L.A. Streetsblog 2012 End of Year Fundraising Letter
(If you already know you want to donate to help support L.A. Streetsblog, you can skip the pitch. Click here to go to our donation page. Don't forget to select "Los Angeles")
Friends,
If you’re on this mailing list, you’ve doubtless been inundated with fundraising requests over the past several weeks. If you’re tapped out, or just tired out, read on anyway. You’re either a Streetsblog reader or supporter, and you deserve to know what a great year we had in 2012, even if we can’t talk you into a donation today. The ask for cash is all the way at the end of the message. I’ll give you warning before we get there.
Los Angeles Streetsblog is a unique hybrid organization, both media outlet and advocacy organization. However, no matter how you view our work, 2012 has been a banner year.
As a publication, we’ve bucked the media trend towards shrinking staff and have dramatically expanded our coverage. In 2008-2011, L.A. Streetsblog had one paid writer who did his best to cover the entire county. In 2012, we added “bureaus” in Boyle Heights, Long Beach and South Los Angeles and a columnist in Santa Monica. As a result, our readership boomed, nearly doubling last year, and our reach expanded beyond City Hall and Metro headquarters into the community.
And it’s been in the community where we’ve had our biggest impact. After all, it was not the groundbreaking 45 minute interview with Mayor Antonio Villaraigosa that attracted the largest readership and buzz on social media, but Kris Fortin’s profile of the Ovarian Psycos Bicycle Brigade. A Boyle Heights based all-female bicycling group that is redefining what advocacy means on the Eastside. And it wasn’t a lobbying effort in City Hall that got the Department of Planning to admit it needed new strategies to reach into South Los Angeles to draw people to meetings, but the reporting of Sahra Sulaiman. Incidentally, Sulaiman is teaming with bicycle organizations in South L.A. and Watts to lead the planners on a bike ride on December 8th.
These are just some of the successes that our new community based reporting have won over the past year.
But the next three months provide a unique opportunity to continue to advance the debate on Livable Streets issues.

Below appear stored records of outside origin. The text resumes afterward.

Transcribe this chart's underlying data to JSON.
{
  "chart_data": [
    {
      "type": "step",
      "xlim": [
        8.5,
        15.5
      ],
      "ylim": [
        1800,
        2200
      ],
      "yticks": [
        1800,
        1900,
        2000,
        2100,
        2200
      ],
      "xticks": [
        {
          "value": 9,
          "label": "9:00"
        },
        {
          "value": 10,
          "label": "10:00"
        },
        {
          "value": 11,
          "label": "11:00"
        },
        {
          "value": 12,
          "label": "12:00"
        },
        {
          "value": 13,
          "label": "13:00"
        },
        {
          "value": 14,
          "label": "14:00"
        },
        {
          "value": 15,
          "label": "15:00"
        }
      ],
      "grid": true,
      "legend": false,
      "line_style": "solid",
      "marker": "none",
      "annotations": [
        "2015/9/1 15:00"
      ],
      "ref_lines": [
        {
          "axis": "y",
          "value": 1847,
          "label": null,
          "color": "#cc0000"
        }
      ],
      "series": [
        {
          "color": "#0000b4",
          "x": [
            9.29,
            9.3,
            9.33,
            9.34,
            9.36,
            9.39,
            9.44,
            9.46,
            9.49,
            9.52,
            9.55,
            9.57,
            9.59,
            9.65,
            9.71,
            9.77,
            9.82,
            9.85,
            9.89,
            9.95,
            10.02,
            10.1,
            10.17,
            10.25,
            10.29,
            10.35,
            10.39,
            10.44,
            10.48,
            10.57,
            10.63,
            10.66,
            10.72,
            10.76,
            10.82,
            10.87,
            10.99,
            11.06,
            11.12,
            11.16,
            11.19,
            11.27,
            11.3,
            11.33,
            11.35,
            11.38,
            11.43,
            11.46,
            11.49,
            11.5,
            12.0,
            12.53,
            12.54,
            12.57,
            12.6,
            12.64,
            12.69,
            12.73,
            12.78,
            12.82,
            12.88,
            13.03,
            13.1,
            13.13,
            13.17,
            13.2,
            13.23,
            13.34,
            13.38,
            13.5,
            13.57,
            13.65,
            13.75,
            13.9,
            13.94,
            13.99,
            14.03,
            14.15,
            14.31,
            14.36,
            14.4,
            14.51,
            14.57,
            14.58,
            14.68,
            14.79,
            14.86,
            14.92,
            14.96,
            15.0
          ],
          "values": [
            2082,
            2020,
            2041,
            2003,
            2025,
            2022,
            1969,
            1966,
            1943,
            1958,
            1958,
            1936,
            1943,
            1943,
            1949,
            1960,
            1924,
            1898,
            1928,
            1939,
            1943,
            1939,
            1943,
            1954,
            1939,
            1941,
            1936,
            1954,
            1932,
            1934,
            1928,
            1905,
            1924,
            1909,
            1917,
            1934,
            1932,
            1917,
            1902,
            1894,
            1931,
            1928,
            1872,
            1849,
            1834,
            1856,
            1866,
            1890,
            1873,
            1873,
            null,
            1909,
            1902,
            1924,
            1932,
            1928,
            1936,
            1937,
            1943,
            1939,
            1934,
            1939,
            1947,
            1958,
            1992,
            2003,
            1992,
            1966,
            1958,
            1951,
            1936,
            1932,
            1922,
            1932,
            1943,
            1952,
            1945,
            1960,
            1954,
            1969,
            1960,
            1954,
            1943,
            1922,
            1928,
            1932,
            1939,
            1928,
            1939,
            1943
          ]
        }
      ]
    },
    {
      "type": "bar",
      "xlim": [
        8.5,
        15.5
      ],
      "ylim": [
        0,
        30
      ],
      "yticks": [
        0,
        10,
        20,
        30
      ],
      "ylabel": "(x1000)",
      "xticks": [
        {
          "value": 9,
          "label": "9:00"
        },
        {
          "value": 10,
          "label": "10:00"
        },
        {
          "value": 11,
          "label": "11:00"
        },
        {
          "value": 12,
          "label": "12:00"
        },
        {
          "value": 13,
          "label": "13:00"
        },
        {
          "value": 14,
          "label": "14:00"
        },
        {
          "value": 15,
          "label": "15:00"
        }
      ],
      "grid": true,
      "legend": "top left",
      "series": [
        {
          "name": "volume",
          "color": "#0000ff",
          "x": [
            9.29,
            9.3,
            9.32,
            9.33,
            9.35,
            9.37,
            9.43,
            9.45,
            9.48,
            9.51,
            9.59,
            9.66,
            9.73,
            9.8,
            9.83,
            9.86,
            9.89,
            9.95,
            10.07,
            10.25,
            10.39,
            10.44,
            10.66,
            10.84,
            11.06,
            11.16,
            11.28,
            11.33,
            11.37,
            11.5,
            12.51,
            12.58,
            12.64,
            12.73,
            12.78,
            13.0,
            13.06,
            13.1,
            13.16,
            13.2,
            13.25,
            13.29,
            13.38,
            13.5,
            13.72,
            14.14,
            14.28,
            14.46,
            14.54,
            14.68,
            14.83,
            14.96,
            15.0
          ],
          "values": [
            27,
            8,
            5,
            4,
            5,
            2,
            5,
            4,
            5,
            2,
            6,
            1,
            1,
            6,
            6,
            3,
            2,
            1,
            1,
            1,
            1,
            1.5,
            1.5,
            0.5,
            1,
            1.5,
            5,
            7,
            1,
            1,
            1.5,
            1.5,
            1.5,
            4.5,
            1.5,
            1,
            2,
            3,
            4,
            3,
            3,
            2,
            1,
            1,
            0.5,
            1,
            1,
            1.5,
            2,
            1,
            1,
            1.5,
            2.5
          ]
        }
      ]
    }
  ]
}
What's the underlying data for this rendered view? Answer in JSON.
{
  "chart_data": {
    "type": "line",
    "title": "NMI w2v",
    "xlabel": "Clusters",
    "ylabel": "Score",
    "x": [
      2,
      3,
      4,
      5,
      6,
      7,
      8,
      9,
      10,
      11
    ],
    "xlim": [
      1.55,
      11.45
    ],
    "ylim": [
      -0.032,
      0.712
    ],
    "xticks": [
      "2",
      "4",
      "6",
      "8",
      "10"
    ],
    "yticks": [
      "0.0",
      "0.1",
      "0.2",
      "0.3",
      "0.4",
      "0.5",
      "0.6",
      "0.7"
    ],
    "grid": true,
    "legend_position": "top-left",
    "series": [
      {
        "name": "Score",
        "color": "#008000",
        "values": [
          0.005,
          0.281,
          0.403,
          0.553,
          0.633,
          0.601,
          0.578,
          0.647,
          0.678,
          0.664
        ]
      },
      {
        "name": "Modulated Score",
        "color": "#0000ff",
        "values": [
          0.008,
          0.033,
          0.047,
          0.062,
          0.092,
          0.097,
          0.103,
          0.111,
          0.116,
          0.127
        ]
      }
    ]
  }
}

The Mayor’s Race and City Council race give us the chance to educate tomorrow’s political executive today. And the power of new media give us a chance to get their views and promises on record so we can remind them of what they said before they were elected. In addition to our regular work on Streetsblog and our commitment to expanding our community based reporting, the next three months will be spent covering the candidates and campaigns to insure that bicycling, pedestrian safety, transit, open space, public health and urban design are on the agenda.
Be aware, the ask for a donation is coming.
There are a couple of ways you can help us reach our goal of raising $10,000 before the end of the year.
The easiest way is to donate directly through the website by clicking here. If you direct your donation to “Los Angeles” it will automatically come directly to us. If you prefer PayPal, you can donate directly to damien@streetsblog.org. All donations are tax deductible. If you prefer to mail a check, email me and I’ll send you our mailing address.
Or, you can join us on December 8 at Orange 20 for ARTCRANK, a bike themed art and poster sale that benefits L.A. Streetsblog. You can read all about the event, here. We’re also looking for some volunteers to help at ARTCRANK. Please email me if you are interested.
Or, you can join us at the L.A. Eco-Village for our “good bye and congratulations” party for Joe Linton. Yes, the advocacy legend and L.A. Streetsblog editorial board chair is in love and moving to New Jersey. He says he’ll be back, but just in case don’t you want the chance to say goodbye? You can get more details, here.
In closing, let me thank you. Regardless of whether or not you can help us with a donation today, if you’re on this mailing list it means two things. First, you’ve already donated at one point to help us. Thank you. Second, it means you’re someone who cares about Los Angeles, cares about its health, cares about our safety. I can think of no group of people whose support means more to us.